I turned my head and caught the worried pair of eyes, staring at me. I pulled my lips into a smile and broke our gaze, looking back at the scenery below the rooftop. The green and yellow leaves of the trees swayed with the soft wind and I closed my eyes feeling it brushing my cheeks. "Nothing is going on," I answered.

"Doesn't seem like it." I heard the sound of metal and I opened my eyes to see Taehyun leaning himself on the railing as his eyes were gazing down at the students walking below.

"As expected, you always see through me." I chuckled, shaking my head.

"Was it him?" Taehyun turned his head, his sharp eyes on me. Hearing him say that, my heart squeezed as I knew who he meant. I grip tightly to the railing, swallowing the pain that attempted to emerge. "You know it's okay to cry. I will be here to lend you a shoulder." Taehyun added and I felt my heart warm, knowing someone cared for me.

"Thanks, Tae but this is my problem. I can't drag you into this." I said though I very much needed comfort. I couldn't just depend on Taehyun all the time and I am old enough to solve my own problems, especially when it comes to feelings.

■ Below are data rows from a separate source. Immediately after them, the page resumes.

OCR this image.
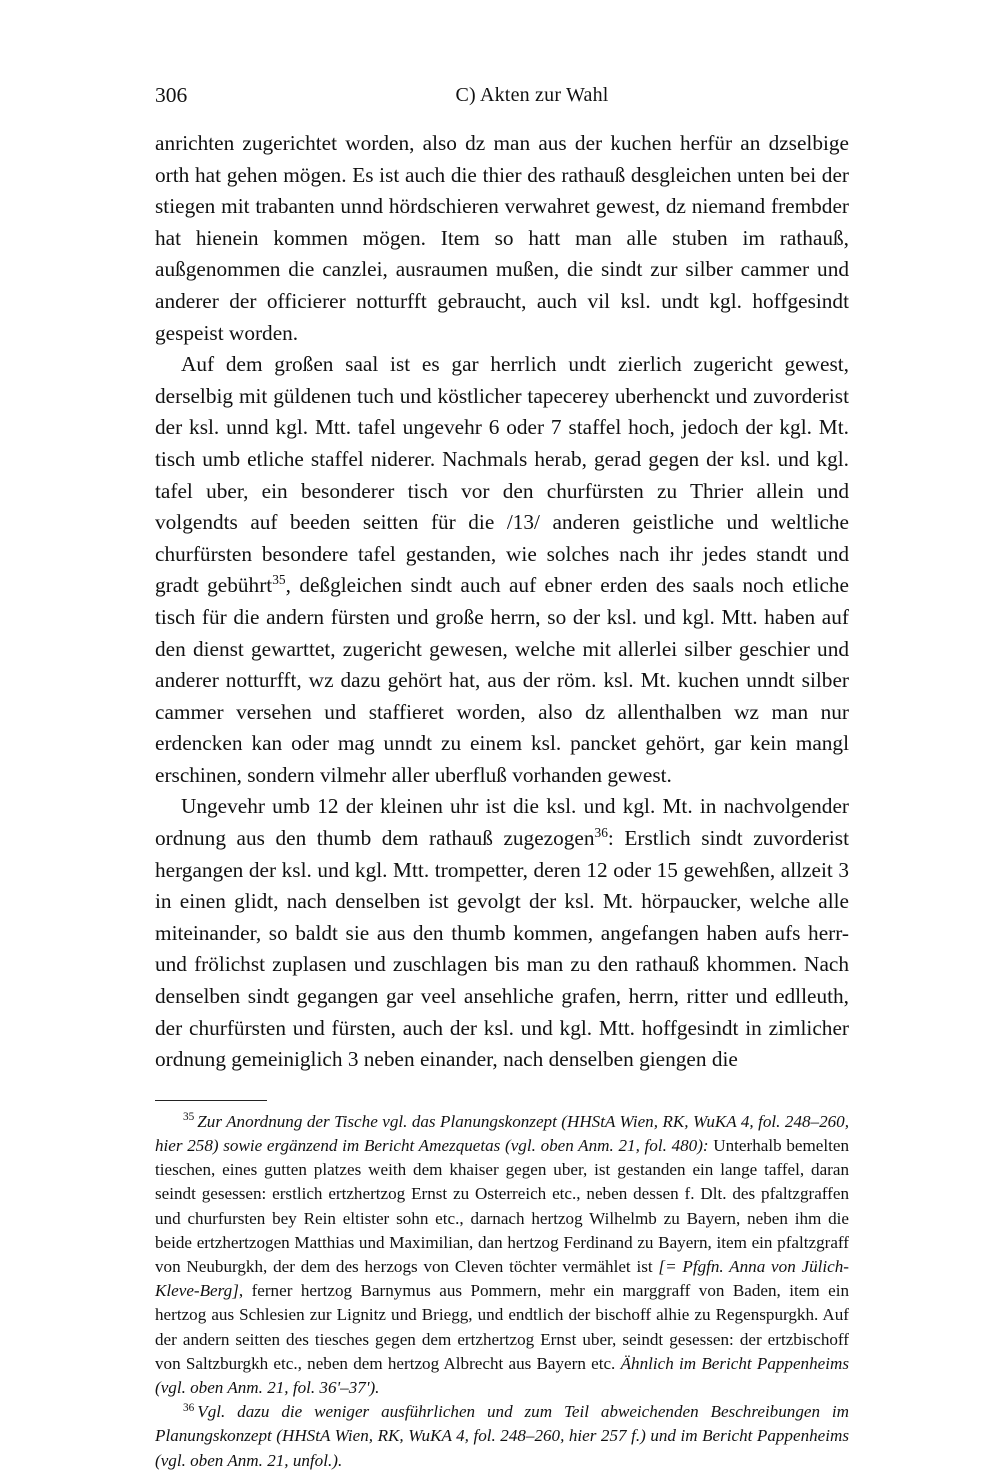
306	C) Akten zur Wahl

anrichten zugerichtet worden, also dz man aus der kuchen herfür an dzselbige orth hat gehen mögen. Es ist auch die thier des rathauß desgleichen unten bei der stiegen mit trabanten unnd hördschieren verwahret gewest, dz niemand frembder hat hienein kommen mögen. Item so hatt man alle stuben im rathauß, außgenommen die canzlei, ausraumen mußen, die sindt zur silber cammer und anderer der officierer notturfft gebraucht, auch vil ksl. undt kgl. hoffgesindt gespeist worden.

Auf dem großen saal ist es gar herrlich undt zierlich zugericht gewest, derselbig mit güldenen tuch und köstlicher tapecerey uberhenckt und zuvorderist der ksl. unnd kgl. Mtt. tafel ungevehr 6 oder 7 staffel hoch, jedoch der kgl. Mt. tisch umb etliche staffel niderer. Nachmals herab, gerad gegen der ksl. und kgl. tafel uber, ein besonderer tisch vor den churfürsten zu Thrier allein und volgendts auf beeden seitten für die /13/ anderen geistliche und weltliche churfürsten besondere tafel gestanden, wie solches nach ihr jedes standt und gradt gebührt$^{35}$, deßgleichen sindt auch auf ebner erden des saals noch etliche tisch für die andern fürsten und große herrn, so der ksl. und kgl. Mtt. haben auf den dienst gewarttet, zugericht gewesen, welche mit allerlei silber geschier und anderer notturfft, wz dazu gehört hat, aus der röm. ksl. Mt. kuchen unndt silber cammer versehen und staffieret worden, also dz allenthalben wz man nur erdencken kan oder mag unndt zu einem ksl. pancket gehört, gar kein mangl erschinen, sondern vilmehr aller uberfluß vorhanden gewest.

Ungevehr umb 12 der kleinen uhr ist die ksl. und kgl. Mt. in nachvolgender ordnung aus den thumb dem rathauß zugezogen$^{36}$: Erstlich sindt zuvorderist hergangen der ksl. und kgl. Mtt. trompetter, deren 12 oder 15 gewehßen, allzeit 3 in einen glidt, nach denselben ist gevolgt der ksl. Mt. hörpaucker, welche alle miteinander, so baldt sie aus den thumb kommen, angefangen haben aufs herr- und frölichst zuplasen und zuschlagen bis man zu den rathauß khommen. Nach denselben sindt gegangen gar veel ansehliche grafen, herrn, ritter und edlleuth, der churfürsten und fürsten, auch der ksl. und kgl. Mtt. hoffgesindt in zimlicher ordnung gemeiniglich 3 neben einander, nach denselben giengen die

$^{35}$ Zur Anordnung der Tische vgl. das Planungskonzept (HHStA Wien, RK, WuKA 4, fol. 248–260, hier 258) sowie ergänzend im Bericht Amezquetas (vgl. oben Anm. 21, fol. 480): Unterhalb bemelten tieschen, eines gutten platzes weith dem khaiser gegen uber, ist gestanden ein lange taffel, daran seindt gesessen: erstlich ertzhertzog Ernst zu Osterreich etc., neben dessen f. Dlt. des pfaltzgraffen und churfursten bey Rein eltister sohn etc., darnach hertzog Wilhelmb zu Bayern, neben ihm die beide ertzhertzogen Matthias und Maximilian, dan hertzog Ferdinand zu Bayern, item ein pfaltzgraff von Neuburgkh, der dem des herzogs von Cleven töchter vermählet ist [= Pfgfn. Anna von Jülich-Kleve-Berg], ferner hertzog Barnymus aus Pommern, mehr ein marggraff von Baden, item ein hertzog aus Schlesien zur Lignitz und Briegg, und endtlich der bischoff alhie zu Regenspurgkh. Auf der andern seitten des tiesches gegen dem ertzhertzog Ernst uber, seindt gesessen: der ertzbischoff von Saltzburgkh etc., neben dem hertzog Albrecht aus Bayern etc. Ähnlich im Bericht Pappenheims (vgl. oben Anm. 21, fol. 36'–37').

$^{36}$ Vgl. dazu die weniger ausführlichen und zum Teil abweichenden Beschreibungen im Planungskonzept (HHStA Wien, RK, WuKA 4, fol. 248–260, hier 257 f.) und im Bericht Pappenheims (vgl. oben Anm. 21, unfol.).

I didn't know when or how I fell in love with him. It took his disappearance for me to realise that he was someone special in my heart, someone that I could feel safe with. It frustrated me how this feeling grew when I could never see him again. It's suffocating to love someone I could never be with and that I could only imagine being with. I had cried and cried but was it worth it? My voice and cries could never reach him because he wasn't here. He had left. Beomgyu left me.

"But your problems are my problems," Taehyun murmured and I turned my head, raising an eyebrow before chuckling.

"If you say so.....why don't you give me a hug?" I teased, opening my arms wide. I knew Taehyun didn't like physical affection and he always avoided me every time I wanted a hug. Only occasionally he would give in but most of the time he ran away like a cat. Seeing his disgusted expression, I laughed as I lowered my arms, knowing he won't accept it but unexpectedly, he engulfed me with his warmth.

His arms wrapped around my waist as his hand patted my back. "It's going to be okay, so stay strong till then." He cooed. I didn't expect how comforting a hug can be. It was better than just relieving through words and it gave better assurance.

At that moment, I was overwhelmed by emotions and I buried my head further into his warm embrace to hide away the tears that had started flowing out from my eyes and I clenched my jaw, trying to prevent any sound from leaving my lips but my body gave it away as I trembled.